Law school graduate fights to practice law
SACRAMENTO, Calif. (KFSN) -- A young law school graduate who has passed the bar exam is now fighting for the right to practice law. You may think it shouldn't be that hard to set up shop, but Sergio Garcia is not your average law school grad and his fate lies with the California Supreme Court.
Brought across the Mexican border illegally by his family as a child, Garcia worked his way through college and law school. On top of that, the Chico-area man passed the grueling California bar exam on his first try, but he can't open a practice until he gets his law license. The state Supreme Court is considering whether an undocumented immigrant can be given one.
"All I'm asking for is the opportunity to get out there and contribute to the economy that's suffering right now to my full potential," said Garcia.
Garcia now has the backing of Democratic lawmakers who introduced the State Bar Dream Resolution. It's not a law, but it sends a clear message to the justices.
"We are urging the court that it is our intent that simply being undocumented should not be a determining factor on whether or not you should get your law license," said Assm. Luis Alejo, D-Salinas.
Attorney General Kamala Harris and the California Bar filed briefs in support of giving Garcia his license. The Obama administration, on the other hand, opposes it, saying in its own legal filings, giving an undocumented immigrant a California law license violates a 1996 federal law, which denies giving "public benefits" to illegal immigrants. Other opponents say allowing people with Garcia's status to be attorneys undermines the justice system.
"If you're in violation of the law and your presence here is in violation of the law, then your first step as an attorney, you're disrespecting the law," said Assm. Tim Donnelly, R-Twin Peaks.
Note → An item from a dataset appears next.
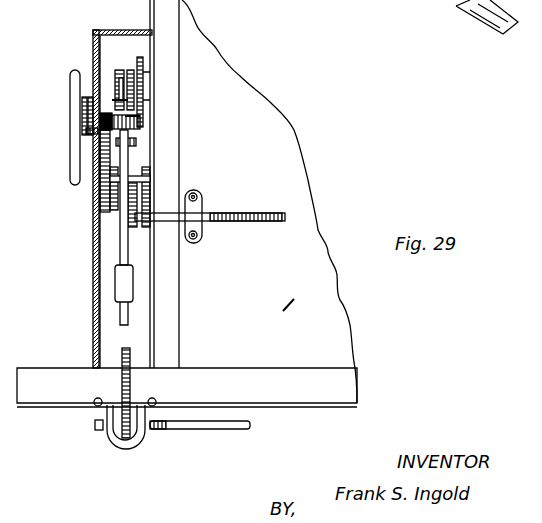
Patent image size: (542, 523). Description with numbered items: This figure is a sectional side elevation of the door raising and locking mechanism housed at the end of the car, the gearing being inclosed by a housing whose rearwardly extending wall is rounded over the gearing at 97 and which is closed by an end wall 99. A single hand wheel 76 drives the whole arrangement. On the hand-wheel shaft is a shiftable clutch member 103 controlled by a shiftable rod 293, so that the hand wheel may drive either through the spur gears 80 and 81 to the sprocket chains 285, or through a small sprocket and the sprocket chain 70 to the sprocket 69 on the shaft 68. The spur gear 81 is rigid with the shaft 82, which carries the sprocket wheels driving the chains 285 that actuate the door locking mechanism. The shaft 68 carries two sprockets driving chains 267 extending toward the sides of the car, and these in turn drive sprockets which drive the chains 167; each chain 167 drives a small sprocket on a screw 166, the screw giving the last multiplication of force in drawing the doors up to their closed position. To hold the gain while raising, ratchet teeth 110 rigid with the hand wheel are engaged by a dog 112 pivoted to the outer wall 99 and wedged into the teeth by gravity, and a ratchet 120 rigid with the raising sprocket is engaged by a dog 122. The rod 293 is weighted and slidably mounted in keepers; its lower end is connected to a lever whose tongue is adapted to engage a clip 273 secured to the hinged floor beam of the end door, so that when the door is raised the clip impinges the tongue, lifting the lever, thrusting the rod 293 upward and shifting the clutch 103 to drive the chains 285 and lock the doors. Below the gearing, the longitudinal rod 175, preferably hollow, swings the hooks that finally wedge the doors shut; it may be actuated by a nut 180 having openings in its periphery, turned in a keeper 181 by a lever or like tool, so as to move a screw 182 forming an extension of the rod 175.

President Obama's new policy that starts this week offers those 30 years and under legal status if they entered the United States before turning 16, attended school and have a clean criminal record. Garcia doesn't qualify for that because at 35-years-old, he's over the age limit.
But Garcia is anxious to help those who qualify fill out the paperwork even while his own case is in legal limbo.
"They ask me, 'Does it bother you? Are you crying because you don't qualify?' I said, 'No. I'm crying because I'm happy to be alive to see the day when you don't have to go through what I went through,'" said Garcia.